Image showing a reproduction of Sakæus’s First Communication, illustration in John Ross’s expedition narrative A Voyage of Discovery, 1819.
Indigenous agency
Objectives: examine Western representations of Arctic Indigenous individuals that emerge from meetings in the contact zone. The focus is: 1. situating primary research material in relation to dominant discourses on indigeneity in the period of production; 2. uncovering instances of transculturalism and Indigenous agency; 3. understanding the character of these instances and the role Indigenous epistemologies and ways of relating may have played in the exchange; 4. the influence Indigenous thought and perspectives may have had on Western authors and artists. Primary research material includes European and American journals, travelogues and expedition narratives from the Arctic region, images of Greenlandic, Inuit and Sámi individuals and culture.
Self representation
Objectives: examine Arctic Indigenous visual and textual productions created in a context of contact with Western society. The focus is to understand: 1. the transcultural mechanism of colonialism and the contact zone and the ways in which Arctic Indigenous artists and authors were influenced by European systems of thought and aesthetic expression; 2. how Indigenous artists and authors resisted, or complied with, colonial culture and thought, the presence and significance of Arctic Indigenous epistemologies and ontologies in Indigenous transcultural productions; 3. visual and literary strategies for cultural survival.

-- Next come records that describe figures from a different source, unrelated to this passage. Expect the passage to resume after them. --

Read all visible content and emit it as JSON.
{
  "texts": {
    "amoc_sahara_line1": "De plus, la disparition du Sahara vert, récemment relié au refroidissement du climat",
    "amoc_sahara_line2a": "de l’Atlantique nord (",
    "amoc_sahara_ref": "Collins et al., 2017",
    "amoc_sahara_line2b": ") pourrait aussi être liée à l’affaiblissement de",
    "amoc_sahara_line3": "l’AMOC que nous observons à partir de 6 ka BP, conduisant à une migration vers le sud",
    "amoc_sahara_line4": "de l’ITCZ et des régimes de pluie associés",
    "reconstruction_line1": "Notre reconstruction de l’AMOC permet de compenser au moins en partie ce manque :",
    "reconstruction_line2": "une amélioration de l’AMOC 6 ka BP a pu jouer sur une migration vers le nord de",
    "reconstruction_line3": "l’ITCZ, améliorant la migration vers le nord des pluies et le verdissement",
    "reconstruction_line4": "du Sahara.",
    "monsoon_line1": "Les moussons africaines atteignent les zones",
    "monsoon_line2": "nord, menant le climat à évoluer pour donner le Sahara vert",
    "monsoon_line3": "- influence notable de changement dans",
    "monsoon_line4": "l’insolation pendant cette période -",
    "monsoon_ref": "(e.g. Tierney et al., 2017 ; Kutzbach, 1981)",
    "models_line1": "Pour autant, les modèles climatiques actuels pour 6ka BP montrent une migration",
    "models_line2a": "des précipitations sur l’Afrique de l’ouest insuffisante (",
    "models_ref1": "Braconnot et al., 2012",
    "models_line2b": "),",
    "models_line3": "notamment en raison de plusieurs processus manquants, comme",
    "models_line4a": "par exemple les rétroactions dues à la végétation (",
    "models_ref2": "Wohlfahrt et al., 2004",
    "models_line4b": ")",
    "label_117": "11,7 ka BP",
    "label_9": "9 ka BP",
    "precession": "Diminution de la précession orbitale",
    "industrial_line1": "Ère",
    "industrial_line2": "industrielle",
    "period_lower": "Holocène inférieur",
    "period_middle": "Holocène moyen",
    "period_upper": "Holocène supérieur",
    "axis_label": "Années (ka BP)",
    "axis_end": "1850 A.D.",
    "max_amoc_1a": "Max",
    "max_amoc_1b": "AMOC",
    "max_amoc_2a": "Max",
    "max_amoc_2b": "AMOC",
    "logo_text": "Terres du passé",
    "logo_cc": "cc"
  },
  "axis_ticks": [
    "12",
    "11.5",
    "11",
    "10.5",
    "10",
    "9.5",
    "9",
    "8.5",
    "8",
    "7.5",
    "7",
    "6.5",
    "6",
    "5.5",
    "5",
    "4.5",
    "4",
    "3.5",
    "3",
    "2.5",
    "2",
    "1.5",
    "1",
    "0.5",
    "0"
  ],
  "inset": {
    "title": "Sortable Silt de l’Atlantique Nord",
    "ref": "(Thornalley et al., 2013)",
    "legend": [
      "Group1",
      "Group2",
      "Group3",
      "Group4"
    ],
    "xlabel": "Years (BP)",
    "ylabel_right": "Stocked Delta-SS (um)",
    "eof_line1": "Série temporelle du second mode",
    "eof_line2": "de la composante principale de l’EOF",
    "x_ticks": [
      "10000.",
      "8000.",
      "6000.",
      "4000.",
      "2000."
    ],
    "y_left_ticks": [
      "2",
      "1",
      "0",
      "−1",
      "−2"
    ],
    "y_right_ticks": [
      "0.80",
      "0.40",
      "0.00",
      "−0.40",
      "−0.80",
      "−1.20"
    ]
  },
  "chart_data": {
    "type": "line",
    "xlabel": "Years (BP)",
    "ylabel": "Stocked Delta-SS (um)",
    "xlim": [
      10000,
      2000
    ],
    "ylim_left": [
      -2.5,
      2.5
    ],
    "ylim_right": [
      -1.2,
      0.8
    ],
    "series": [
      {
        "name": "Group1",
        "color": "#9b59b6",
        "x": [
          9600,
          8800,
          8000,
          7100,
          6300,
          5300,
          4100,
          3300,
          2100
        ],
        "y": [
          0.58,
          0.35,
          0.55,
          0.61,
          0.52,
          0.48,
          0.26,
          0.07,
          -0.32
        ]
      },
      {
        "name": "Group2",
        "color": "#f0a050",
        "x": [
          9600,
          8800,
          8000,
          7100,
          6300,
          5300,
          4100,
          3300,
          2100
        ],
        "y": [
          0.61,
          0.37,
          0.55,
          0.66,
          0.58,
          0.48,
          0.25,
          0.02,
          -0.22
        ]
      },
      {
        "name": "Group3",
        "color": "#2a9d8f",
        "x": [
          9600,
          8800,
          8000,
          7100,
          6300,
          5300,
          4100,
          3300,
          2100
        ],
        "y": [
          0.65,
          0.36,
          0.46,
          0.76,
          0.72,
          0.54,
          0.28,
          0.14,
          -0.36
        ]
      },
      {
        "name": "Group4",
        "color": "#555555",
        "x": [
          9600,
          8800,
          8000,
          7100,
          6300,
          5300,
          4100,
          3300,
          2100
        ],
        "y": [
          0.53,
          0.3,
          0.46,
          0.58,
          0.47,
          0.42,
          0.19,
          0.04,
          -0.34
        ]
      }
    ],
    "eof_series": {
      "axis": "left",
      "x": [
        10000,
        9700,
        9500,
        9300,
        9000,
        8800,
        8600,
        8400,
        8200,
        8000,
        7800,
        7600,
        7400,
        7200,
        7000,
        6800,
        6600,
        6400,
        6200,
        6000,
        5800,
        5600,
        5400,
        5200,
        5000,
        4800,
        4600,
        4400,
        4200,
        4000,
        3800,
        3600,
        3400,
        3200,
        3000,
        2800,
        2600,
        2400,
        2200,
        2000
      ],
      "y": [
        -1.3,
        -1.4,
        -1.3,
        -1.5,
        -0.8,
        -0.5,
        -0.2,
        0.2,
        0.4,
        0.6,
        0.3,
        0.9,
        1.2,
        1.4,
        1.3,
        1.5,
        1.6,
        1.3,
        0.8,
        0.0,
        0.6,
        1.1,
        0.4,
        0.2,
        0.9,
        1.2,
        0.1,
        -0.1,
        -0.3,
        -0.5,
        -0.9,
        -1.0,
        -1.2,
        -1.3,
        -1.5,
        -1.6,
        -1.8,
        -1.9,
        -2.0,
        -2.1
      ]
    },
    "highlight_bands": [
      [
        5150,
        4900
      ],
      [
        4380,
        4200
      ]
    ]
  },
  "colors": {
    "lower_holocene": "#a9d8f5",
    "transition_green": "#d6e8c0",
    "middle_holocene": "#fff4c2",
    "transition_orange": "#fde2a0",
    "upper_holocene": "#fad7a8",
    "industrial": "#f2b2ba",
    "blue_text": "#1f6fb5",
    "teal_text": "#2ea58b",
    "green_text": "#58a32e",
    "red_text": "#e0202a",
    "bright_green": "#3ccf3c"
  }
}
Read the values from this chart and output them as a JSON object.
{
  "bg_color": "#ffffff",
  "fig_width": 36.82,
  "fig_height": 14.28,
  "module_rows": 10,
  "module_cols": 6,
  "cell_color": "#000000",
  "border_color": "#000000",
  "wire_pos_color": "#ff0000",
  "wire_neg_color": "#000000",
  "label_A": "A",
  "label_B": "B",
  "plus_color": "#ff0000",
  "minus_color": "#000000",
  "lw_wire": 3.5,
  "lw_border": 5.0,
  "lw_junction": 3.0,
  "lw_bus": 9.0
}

Primary research material includes the unpublished diary of Iñupiat Ada Blackjack, works by Sámi artist Johan Turi, images by Inuit and Greenlandic draughtsmen, artists and photographers.
Animal presence
Objectives: examine Western and Indigenous productions concerned with Arctic animal representations. The focus will be on: 1. animal biography in the case of contact with and exploitation by European and American ventures; 2. defining dominant (Western) discourses on Arctic animals and nature in the long nineteenth century and how these discourses change throughout the period; 3. identifying ruptures in dominant discourses on Arctic animals and nature and investigating instances of animal agency in Western and Indigenous sources; 4. exploring the potential of Donna Haraway’s concept of becoming with in Indigenous and Western sources. Primary research material: Expedition accounts on the Arctic by select explorers and whaling captains. European and Arctic Indigenous imagery representing human-animal relationships.